I can see the CEOs and oligarchs flying in their jets to a conference in the Bahamas to discuss what happened, and what they can do to survive. Hopefully, at least one of them will have enough brains and common sense to say we have to get rid of the robots, hire flesh and blood people to replace them and pay them a livable wage so they’ll have money to spend and we’ll have customers.
I believe this began in Memphis after the Gates Foundation came to town–their idea of teacher effectiveness. I thought it was so ridiculous it wouldn’t go anywhere.
http://www.commercialappeal.com/news/local-news/lend-me-your
Ha…Ha..Ha…Ha… Is it April Fools Day? This is what it has all come to. This article made me laugh and laugh. I now clearly see that things could be worse! 😁😁😁😁😁😁😁😁
The New Teacher Center is behind this madness with The Gates Foundation donating more than 10 million dollars. This is sickening, when will the people wake up?
As I’ve commented elsewhere, this approach to “education” brings us one step closer to the approach to education in Isaac Asimov’s “The Fun They Had.” http://visual-memory.co.uk/daniel/funtheyhad.html
My initial response was that of Sad Teacher; this can’t be for real.
What a farce! It is too ridiculous to respond to. Whoever is programming the robots haven’t a clue what discipline is about: anticipating problems and diverting attention to something positive; being attentive to those students who are complying to commend them with a nod, a smile, or verbal compliment; a look or standing next to the disruptive student is enough to curb misbehavior… Above all, interesting, meaningful discovery, and challenging but not impossible activities is a must. Discipline is too individualistic for a robot. Discipline needs instant action be it ignoring or addressing- no time to listen to a robot. Honest praise goes a long way.
Folks might want to take a look at the comments on EduShyster’s page again. There is now a long winded defense of this garbage, and of the typical No Excuses demand, “100% on task, from 100% of the students, 100% of the time,” from a teacher at that school, “MrEd,” towards the bottom of the page. Of course, they already tried every other possible alternative and this is THE magic bullet: http://edushyster.com/i-am-not-tom-brady/#comments
Actually, it’s a teacher COACH and another one who prepares teachers jumped on board with praises for the program as well. All hail the source of their paychecks cuz that supposedly means you “Believe in Kids.”. .
That’s what “high tech” means now?
The drone teacher barks commands fed from walkie-talkies?
Hah!
Walkie-talkies with idiots at the other end who have little or no educational training or understating of how children work and come in a variety of packages from a wide diversity of home environments. To the idiots barking the commands, all kids are the same and eager to learn and easily controlled and automated.
And when the Rheeformers find out the reality, what do they do, they dump the kids they can’t control or automate in an attempt to create a fantasy environment at their fraudulent, for profit corporate school with the goal to cut corners to boost profits.

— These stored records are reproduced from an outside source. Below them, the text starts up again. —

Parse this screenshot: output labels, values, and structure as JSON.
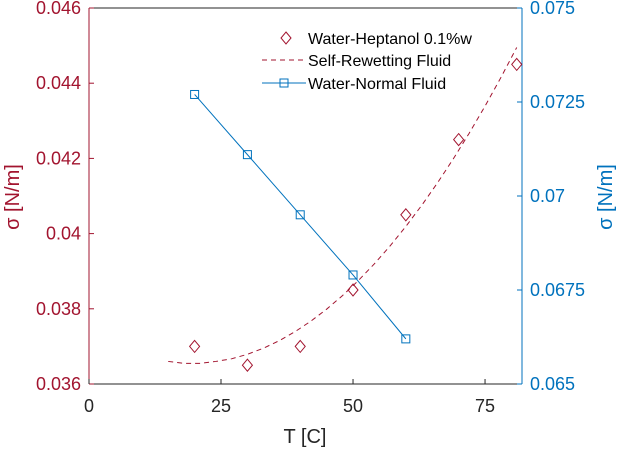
{
  "chart_data": {
    "type": "line",
    "xlabel": "T [C]",
    "xlim": [
      0,
      82
    ],
    "xticks": [
      0,
      25,
      50,
      75
    ],
    "ylabel_left": "σ [N/m]",
    "ylim_left": [
      0.036,
      0.046
    ],
    "yticks_left": [
      "0.036",
      "0.038",
      "0.04",
      "0.042",
      "0.044",
      "0.046"
    ],
    "ylabel_right": "σ [N/m]",
    "ylim_right": [
      0.065,
      0.075
    ],
    "yticks_right": [
      "0.065",
      "0.0675",
      "0.07",
      "0.0725",
      "0.075"
    ],
    "grid": false,
    "legend_position": "top-right",
    "series": [
      {
        "name": "Water-Heptanol 0.1%w",
        "axis": "left",
        "style": "diamond-markers",
        "color": "#A2142F",
        "x": [
          20,
          30,
          40,
          50,
          60,
          70,
          81
        ],
        "y": [
          0.037,
          0.0365,
          0.037,
          0.0385,
          0.0405,
          0.0425,
          0.0445
        ]
      },
      {
        "name": "Self-Rewetting Fluid",
        "axis": "left",
        "style": "dashed-line",
        "color": "#A2142F",
        "x": [
          15,
          18,
          21,
          24,
          27,
          30,
          33,
          36,
          39,
          42,
          45,
          48,
          51,
          54,
          57,
          60,
          63,
          66,
          69,
          72,
          75,
          78,
          81
        ],
        "y": [
          0.0366,
          0.03655,
          0.03655,
          0.0366,
          0.03667,
          0.03679,
          0.03695,
          0.03715,
          0.03739,
          0.03767,
          0.03799,
          0.03835,
          0.03875,
          0.03919,
          0.03967,
          0.04019,
          0.04075,
          0.04135,
          0.04199,
          0.04267,
          0.04339,
          0.04415,
          0.04495
        ]
      },
      {
        "name": "Water-Normal Fluid",
        "axis": "right",
        "style": "solid-line-square-markers",
        "color": "#0072BD",
        "x": [
          20,
          30,
          40,
          50,
          60
        ],
        "y": [
          0.0727,
          0.0711,
          0.0695,
          0.0679,
          0.0662
        ]
      }
    ]
  }
}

Did anyone else notice that, in the video, the young female Asian teacher who said she learned that methods used with middle class students don’t work for low income kids is no longer there? It looks like they edited her out!

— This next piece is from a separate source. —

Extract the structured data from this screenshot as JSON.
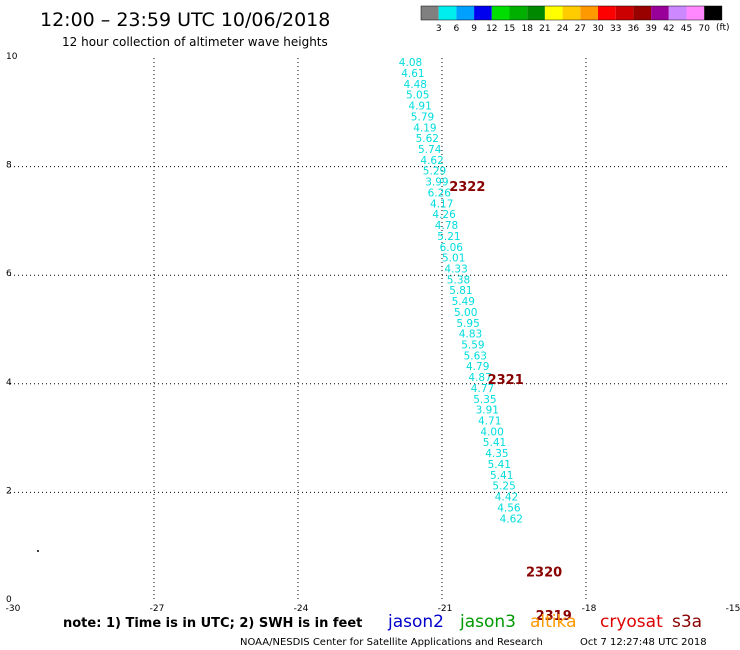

Did anyone happen to save the original video to their computer? Google cache and the Wayback Machine only go to what’s on youtube now, not a previous version.

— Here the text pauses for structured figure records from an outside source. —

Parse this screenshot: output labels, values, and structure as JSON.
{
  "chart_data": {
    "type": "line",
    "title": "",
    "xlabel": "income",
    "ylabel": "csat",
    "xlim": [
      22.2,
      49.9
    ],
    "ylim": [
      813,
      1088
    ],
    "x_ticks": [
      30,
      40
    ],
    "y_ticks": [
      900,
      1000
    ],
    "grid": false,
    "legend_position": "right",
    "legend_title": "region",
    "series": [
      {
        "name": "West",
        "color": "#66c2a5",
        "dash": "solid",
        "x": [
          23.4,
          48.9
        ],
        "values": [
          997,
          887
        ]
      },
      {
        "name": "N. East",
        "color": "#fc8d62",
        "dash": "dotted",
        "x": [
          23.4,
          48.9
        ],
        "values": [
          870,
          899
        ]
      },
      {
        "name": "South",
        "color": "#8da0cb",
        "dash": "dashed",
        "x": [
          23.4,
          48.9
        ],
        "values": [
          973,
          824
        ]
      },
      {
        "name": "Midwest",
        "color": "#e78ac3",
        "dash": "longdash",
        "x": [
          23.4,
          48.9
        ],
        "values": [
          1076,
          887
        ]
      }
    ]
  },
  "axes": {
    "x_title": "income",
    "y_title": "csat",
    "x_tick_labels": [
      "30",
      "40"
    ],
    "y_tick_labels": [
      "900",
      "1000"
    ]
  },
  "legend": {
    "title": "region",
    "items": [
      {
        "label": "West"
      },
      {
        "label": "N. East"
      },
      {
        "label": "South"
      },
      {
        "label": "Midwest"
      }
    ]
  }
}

A number of us remember that clip and had been struck by the inherent racism in making such a claim. I’ve heard before that this is told to fast-track “teachers” like TFAers etc. but hadn’t seen it on tape until first watching the original version of this video.
Deleting that segment from the video was malicious scapegoating of Amy Berard, and a covert attempt to divert attention away from the fact that this program demonstrates how Learning While a Child of Color evokes the same racism, lack of respect and inequitable treatment as Driving While Black.
Reblogged this on Creative Delaware and commented:
OMG! The day I have to wear an earpiece to teach is the day I quit! Please read this crap! And this is happening in the USA! God help us!